Morning rains make everything around look a shade darker. Little ghosts of mist wobble on dirt. The three of us work in silence, occasionally peering out the window. Jothi is in a red sari today, the brightest I’ve seen her wear. She’s talking to a cleaning lady who nods silently, and points to the open window. Perhaps Jothi wants it cleaned. Perhaps she will draw the shutters, and make it impossible for us to see Heera pulling in. The cleaner leaves the room, but doesn’t return.

Pandu doesn’t come in the whole morning, which passes slowly. My eyes are tired, for I hardly slept last night, thinking about today, about the precious coin that Master Ram gave me. I dug it up this morning and dropped it in my pocket.

Now I place the coin in Ganga’s hand. “Take it,” I say. “Keep it with you, somewhere safe.” He looks at me with surprise. He knows the story behind the coin. I have told him many times.

Past noon, we see Heera round the corner, wheels creaking. We look at each other. Heera is in a blue shirt today. He takes longer than usual to dismount.

“Now, wait till no one is looking in your direction,” I say, and walk to the front of the room. On reaching the front door, I pretend to slump to the ground, making sure I hit the wall and make some noise. Someone yells. I feel footsteps running in my direction, and the buzz turning into clamor, and commotion. Minutes pass before someone pours water on my face. I open my eyes, crinkle my face and act dazed.

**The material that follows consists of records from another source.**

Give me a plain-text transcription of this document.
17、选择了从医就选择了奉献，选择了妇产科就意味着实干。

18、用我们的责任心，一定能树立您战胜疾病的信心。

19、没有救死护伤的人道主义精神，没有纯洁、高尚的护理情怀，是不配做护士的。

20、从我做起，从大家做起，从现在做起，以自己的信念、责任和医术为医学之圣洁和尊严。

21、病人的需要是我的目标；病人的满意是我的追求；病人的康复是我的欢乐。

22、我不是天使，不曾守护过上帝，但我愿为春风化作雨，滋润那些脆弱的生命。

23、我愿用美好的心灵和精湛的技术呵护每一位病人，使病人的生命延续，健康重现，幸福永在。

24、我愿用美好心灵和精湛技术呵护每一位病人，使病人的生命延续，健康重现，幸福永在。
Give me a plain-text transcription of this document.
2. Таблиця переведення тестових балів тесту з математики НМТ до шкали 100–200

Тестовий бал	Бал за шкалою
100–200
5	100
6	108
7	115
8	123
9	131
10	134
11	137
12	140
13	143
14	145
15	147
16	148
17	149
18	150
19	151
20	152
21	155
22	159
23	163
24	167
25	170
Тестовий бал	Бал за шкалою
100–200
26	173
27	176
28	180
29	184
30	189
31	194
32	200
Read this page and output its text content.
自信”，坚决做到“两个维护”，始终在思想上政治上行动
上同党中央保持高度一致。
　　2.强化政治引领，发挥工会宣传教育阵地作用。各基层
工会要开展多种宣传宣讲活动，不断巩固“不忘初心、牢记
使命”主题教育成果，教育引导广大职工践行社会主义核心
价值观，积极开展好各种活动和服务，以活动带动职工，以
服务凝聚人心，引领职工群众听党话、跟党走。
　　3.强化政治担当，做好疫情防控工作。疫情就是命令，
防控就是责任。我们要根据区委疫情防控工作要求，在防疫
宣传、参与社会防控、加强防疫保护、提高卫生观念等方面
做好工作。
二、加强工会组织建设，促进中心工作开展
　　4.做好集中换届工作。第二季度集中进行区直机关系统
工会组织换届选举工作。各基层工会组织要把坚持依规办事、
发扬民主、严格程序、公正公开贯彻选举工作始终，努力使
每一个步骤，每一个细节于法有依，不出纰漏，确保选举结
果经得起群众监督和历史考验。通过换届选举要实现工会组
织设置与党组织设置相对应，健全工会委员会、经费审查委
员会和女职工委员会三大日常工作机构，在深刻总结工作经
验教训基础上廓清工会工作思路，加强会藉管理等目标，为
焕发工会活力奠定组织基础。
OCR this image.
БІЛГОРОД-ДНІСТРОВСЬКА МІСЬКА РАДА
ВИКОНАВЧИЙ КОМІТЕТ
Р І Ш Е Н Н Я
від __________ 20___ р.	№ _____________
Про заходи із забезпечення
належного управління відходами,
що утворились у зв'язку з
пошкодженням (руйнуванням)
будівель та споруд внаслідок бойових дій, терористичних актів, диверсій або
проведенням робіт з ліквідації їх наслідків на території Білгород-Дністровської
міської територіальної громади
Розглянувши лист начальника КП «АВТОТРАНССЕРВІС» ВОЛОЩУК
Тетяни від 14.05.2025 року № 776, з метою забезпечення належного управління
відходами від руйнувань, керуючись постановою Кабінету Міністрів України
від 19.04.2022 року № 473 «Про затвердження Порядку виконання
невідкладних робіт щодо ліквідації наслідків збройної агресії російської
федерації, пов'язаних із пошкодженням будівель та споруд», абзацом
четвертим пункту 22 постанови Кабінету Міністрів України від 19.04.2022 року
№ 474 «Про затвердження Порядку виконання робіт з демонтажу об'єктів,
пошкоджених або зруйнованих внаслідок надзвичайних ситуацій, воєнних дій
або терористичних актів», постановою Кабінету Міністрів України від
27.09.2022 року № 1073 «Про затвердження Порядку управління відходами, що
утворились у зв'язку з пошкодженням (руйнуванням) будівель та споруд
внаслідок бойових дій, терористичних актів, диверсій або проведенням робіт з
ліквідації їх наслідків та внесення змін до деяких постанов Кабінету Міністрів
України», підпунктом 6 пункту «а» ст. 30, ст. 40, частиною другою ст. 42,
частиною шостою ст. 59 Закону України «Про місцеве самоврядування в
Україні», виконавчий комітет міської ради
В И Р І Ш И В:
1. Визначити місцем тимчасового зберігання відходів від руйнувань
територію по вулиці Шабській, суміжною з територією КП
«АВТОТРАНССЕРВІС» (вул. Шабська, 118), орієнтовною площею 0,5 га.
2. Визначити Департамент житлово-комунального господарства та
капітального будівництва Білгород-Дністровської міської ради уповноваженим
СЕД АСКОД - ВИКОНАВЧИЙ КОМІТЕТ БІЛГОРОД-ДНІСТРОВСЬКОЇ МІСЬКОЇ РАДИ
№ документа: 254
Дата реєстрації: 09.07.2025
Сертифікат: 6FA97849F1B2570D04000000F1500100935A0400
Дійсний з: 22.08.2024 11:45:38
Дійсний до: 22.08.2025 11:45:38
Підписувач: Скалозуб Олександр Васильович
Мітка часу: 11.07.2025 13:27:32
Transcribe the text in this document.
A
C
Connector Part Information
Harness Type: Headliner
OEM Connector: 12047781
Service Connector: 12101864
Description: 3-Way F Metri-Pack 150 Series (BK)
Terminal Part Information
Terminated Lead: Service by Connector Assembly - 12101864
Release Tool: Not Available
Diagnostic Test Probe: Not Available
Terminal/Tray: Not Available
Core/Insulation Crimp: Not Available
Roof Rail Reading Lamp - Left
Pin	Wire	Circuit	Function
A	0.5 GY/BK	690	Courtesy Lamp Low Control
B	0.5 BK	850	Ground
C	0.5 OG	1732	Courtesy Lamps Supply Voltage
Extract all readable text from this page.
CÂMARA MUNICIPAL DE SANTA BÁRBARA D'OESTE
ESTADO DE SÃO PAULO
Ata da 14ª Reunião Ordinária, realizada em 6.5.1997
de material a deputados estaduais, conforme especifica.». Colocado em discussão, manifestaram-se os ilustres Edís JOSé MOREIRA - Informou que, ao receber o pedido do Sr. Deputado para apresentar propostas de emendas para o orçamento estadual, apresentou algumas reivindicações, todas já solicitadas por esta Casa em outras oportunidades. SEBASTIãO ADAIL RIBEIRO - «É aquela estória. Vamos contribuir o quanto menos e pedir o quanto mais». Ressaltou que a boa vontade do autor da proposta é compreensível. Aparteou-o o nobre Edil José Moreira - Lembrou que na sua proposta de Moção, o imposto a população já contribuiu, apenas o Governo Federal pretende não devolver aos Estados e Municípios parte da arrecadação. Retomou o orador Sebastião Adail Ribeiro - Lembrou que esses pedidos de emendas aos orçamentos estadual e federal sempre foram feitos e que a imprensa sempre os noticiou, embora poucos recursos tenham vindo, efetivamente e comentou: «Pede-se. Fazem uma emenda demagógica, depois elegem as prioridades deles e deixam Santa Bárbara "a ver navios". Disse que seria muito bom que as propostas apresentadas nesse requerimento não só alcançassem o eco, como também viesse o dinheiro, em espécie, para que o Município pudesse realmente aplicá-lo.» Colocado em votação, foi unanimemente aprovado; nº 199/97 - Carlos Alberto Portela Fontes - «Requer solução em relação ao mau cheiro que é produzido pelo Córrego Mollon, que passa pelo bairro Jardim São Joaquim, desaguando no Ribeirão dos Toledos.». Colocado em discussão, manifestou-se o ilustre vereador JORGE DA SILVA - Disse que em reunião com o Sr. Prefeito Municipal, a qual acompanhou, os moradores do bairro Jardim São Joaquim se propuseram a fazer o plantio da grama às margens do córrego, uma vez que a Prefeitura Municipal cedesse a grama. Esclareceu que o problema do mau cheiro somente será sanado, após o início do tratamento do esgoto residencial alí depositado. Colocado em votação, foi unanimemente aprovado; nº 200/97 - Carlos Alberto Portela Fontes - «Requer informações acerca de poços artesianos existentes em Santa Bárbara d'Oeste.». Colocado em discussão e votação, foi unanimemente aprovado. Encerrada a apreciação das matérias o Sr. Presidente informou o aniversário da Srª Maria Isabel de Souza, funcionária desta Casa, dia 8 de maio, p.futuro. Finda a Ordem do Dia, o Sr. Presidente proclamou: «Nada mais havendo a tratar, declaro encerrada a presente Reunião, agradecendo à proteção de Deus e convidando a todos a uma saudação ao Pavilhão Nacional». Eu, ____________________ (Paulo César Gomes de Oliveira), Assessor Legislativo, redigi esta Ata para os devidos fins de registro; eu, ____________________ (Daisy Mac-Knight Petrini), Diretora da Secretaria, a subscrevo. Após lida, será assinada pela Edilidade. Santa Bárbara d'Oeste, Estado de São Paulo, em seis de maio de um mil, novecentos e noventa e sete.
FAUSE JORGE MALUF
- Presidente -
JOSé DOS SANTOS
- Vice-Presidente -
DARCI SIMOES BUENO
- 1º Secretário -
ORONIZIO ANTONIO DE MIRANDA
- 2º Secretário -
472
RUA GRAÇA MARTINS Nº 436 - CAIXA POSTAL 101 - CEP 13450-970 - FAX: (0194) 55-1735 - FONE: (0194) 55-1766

Strong hands lift me to my feet and someone asks me if I’m okay. I nod yes and pat down my dirty shirt. I walk gingerly to my spot, and see that Ganga and Chaami have gone. And that no one else has noticed. I see Jothi standing at the spot where I had fallen, her eyes fixed on me.

I wait till she turns away, then look toward the window. And catch the back of Heera’s bullock cart staggering away from the factory.

I imagine my two friends whispering to each other under the blanket of leaves, giggling, relieved, excited to be heading towards a free world where they can run barefoot, scrambling after frightened frogs, and catching raindrops in their mouth.

I wish I was with them on that cart.

Then, I think of inconsolable Mother, and helpless Father holding her hands.

The cart disappears from view and I feel the familiar bite of the water on my hands. From the corner of my eye, I catch the redness of Jothi’s sari beside me.

“You feel better now?” she asks. I nod, and look into her eyes.

She places her hand on my back. “Tomorrow I’ll try to move you to the mulberry fields.”

The most beautiful products often take root in inferior settings. In addition to conveying this, I wanted to highlight child labor in many parts of India, a situation born out of poverty, greed or lack of alternatives. I wanted to go with either a brick kiln or a silk factory, and then decided on the latter because the silk-making process itself afforded a tantalizing mix of intricacy, skill and rigor. Not all characters in this story are repulsive; I intentionally depicted the protagonist's parents as silently regretful but helpless, so that I could portray the various grounds for child labor.